Uh, you do the dual attainment scale every single week saying, okay, we did a video model, we practice our socks. How did it go? What do we rank? And you, I usually just put it literally in a, in a Excel sheet or a paper, you know, of, I, I got a negative one this week and it's all on the same. So you can see it all in one page.

 

I think that I didn't wanna give like a really specific sheet for this, like a template for this, which I, I can make, but honestly, it's just like a table. That is, has enough spaces that it's, bi-week, you know, you have your date, your, uh, what you, your intervention, if you want, which is gonna be the same.

 

and you know, maybe any other notes you needed and then just what they scored on the goal attainment scale. So you're not doing so much extra documentation. and then you look over time, you know, maybe at six weeks, like, okay, where are we at? Are we at still at zero or, or negative one? And we haven't really made that jump.

 

Goal. Okay. Maybe this intervention is not the one that I need. Uh, this is not working. Let's adjust it, but that information is so important and this is kind of not something I necessarily have the answer. I don't the answer to, but. It's to give that back to the author of an article would be so helpful, uh, to sh say, Hey, I did this in the clinic.

 

I did it. Like you said, in the article as much as I could. I, I used this intervention and these are the results I got. You know, I think that's very powerful and, and very valuable. 

 

So, one quote I like to think about is from Albert. I think it's from Albert Einstein, but it says not everything that can be counted counts and not everything that counts can be counted.

 

So this is kind of like the big idea behind this, if it's not important to the family and you're counting. It doesn't matter because it's not important to them also, if you're counting it for, um, like reasons for, uh, yourself, but then the insurance company doesn't care, you know, that also doesn't count cuz you won't get paid for what you're doing.

 

So there's a lot of, and obviously that's frustrating. Absolutely frustrating too. so. . I just think that's a really important thing to keep in mind that really focusing on what the client wants and needs first can, can really help shrink that down.

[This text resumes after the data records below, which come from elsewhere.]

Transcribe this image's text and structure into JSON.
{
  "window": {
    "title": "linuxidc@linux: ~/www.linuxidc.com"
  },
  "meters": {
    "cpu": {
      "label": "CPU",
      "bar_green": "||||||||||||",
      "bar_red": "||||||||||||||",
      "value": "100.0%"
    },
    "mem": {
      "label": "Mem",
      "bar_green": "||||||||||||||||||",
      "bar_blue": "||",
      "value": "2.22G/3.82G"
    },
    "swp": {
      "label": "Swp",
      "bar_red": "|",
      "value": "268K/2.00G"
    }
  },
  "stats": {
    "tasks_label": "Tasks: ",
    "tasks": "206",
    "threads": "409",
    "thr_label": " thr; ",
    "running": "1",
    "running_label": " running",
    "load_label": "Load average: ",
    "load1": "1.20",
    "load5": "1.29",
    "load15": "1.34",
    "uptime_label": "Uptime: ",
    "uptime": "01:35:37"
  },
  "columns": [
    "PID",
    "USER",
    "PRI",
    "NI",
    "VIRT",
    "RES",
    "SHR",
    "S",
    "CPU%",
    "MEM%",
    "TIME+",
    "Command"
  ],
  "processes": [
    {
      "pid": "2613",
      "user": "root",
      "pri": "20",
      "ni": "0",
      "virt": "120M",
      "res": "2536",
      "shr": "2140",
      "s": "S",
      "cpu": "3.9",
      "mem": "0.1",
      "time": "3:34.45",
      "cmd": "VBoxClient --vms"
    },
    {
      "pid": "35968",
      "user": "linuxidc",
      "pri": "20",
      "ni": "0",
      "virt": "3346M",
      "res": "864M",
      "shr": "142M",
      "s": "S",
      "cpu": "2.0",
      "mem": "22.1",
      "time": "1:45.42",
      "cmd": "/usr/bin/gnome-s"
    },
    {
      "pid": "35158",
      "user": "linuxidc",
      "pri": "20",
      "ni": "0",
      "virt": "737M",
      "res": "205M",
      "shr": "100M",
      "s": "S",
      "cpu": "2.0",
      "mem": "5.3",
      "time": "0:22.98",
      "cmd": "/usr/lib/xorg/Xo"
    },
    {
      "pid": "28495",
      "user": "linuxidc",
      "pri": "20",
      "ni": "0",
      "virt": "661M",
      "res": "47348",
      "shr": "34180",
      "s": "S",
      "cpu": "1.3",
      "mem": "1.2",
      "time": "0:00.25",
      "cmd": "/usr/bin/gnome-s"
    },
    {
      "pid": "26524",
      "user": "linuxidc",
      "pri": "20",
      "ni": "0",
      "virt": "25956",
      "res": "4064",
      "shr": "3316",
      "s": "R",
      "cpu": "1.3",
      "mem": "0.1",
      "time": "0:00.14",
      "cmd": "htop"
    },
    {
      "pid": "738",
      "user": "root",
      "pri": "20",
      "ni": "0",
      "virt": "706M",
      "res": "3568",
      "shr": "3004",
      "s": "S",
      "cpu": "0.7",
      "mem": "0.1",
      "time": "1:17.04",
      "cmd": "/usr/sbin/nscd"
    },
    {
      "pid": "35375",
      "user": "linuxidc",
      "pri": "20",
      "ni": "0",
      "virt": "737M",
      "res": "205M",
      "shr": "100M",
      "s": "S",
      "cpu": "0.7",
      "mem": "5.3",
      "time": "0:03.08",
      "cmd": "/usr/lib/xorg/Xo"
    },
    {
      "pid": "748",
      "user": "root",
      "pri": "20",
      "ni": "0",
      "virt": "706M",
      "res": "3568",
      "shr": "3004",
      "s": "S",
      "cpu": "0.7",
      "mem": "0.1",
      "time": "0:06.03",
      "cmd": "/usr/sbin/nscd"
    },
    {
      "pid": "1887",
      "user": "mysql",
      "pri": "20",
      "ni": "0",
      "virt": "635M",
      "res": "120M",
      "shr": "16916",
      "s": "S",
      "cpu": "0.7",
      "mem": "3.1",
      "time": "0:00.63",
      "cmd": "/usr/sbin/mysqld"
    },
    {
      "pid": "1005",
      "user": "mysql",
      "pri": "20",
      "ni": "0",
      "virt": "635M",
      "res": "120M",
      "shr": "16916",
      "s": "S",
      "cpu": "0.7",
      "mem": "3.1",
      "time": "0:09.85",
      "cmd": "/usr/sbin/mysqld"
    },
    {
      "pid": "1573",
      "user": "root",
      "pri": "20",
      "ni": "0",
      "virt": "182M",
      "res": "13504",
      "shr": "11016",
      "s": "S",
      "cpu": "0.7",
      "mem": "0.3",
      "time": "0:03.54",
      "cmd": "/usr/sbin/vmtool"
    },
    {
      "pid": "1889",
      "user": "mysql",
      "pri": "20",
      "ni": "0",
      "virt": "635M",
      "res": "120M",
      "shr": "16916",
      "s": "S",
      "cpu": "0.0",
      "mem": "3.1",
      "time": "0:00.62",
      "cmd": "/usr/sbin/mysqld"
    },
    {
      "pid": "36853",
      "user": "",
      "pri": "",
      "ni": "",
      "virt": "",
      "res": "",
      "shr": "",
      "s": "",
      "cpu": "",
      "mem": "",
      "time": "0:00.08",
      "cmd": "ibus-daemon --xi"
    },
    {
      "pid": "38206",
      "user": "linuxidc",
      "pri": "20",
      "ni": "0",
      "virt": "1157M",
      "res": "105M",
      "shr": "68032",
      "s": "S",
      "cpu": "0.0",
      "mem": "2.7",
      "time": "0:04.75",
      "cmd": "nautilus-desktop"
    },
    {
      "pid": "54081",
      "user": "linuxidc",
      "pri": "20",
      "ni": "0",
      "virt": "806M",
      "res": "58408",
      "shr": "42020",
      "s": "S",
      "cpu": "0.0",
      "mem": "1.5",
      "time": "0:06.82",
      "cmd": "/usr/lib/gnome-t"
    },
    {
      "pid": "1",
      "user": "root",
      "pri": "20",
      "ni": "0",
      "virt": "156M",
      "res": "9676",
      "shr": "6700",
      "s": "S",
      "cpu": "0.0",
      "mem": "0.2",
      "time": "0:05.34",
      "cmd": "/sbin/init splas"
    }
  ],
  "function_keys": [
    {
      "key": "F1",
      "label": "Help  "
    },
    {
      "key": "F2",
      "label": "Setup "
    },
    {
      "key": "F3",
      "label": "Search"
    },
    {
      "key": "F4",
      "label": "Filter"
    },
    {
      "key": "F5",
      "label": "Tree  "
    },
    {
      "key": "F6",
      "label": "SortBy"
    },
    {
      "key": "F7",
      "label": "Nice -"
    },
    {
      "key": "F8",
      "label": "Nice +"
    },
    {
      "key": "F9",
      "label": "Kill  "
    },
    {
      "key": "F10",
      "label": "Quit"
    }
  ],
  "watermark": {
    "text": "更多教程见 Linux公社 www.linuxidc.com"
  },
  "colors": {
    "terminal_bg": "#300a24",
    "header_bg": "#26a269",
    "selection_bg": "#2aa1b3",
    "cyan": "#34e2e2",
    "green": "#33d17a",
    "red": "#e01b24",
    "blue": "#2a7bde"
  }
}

And I haven't been paying attention to, I think there's a chat here.

 

So if anybody wants to share anything this is my first time doing a live kind of this way. And, and it's upgraded a little bit since the last time I did it, but. Yeah, I think just that planning ahead of right when you start of these are the assessments I'm gonna track with each week.  I really like the goal attainment scale.

 

It's pretty easy. Sometimes the COPM is actually really great too for this that one is, I feel like harder to do every week, but something that you feel like can, you can track and get like a number over time is really helpful. I know there's a great app for the goal attainment scale. So you could put it into an app, but honestly, sometimes just charting on a piece of one piece of paper, keeping it simple is the best.

 

So I hope that was helpful. I'm gonna keep learning more about this as part of our library and this will be part of our course as well. So I'm gonna add this to our course. And I think it's just important to know that it's kind of a newer topic and people are realizing like, look, if we do this more, we can use this information to help implement the things that are working and stop implementing the things that aren't of the day that's important for.

 

Well, I hope you're all doing great. It was so great to connect and if you're watching later, definitely share your thoughts or other ideas or other resources. If you need, if you would like me to make that chart I can, cause I know sometimes just having somebody else do it is helpful. And then maybe I could share a list of other things besides goal attainment scale that could be used for that weekly tracking.

 

So thanks so much and we'll be in touch soon. Bye. Every.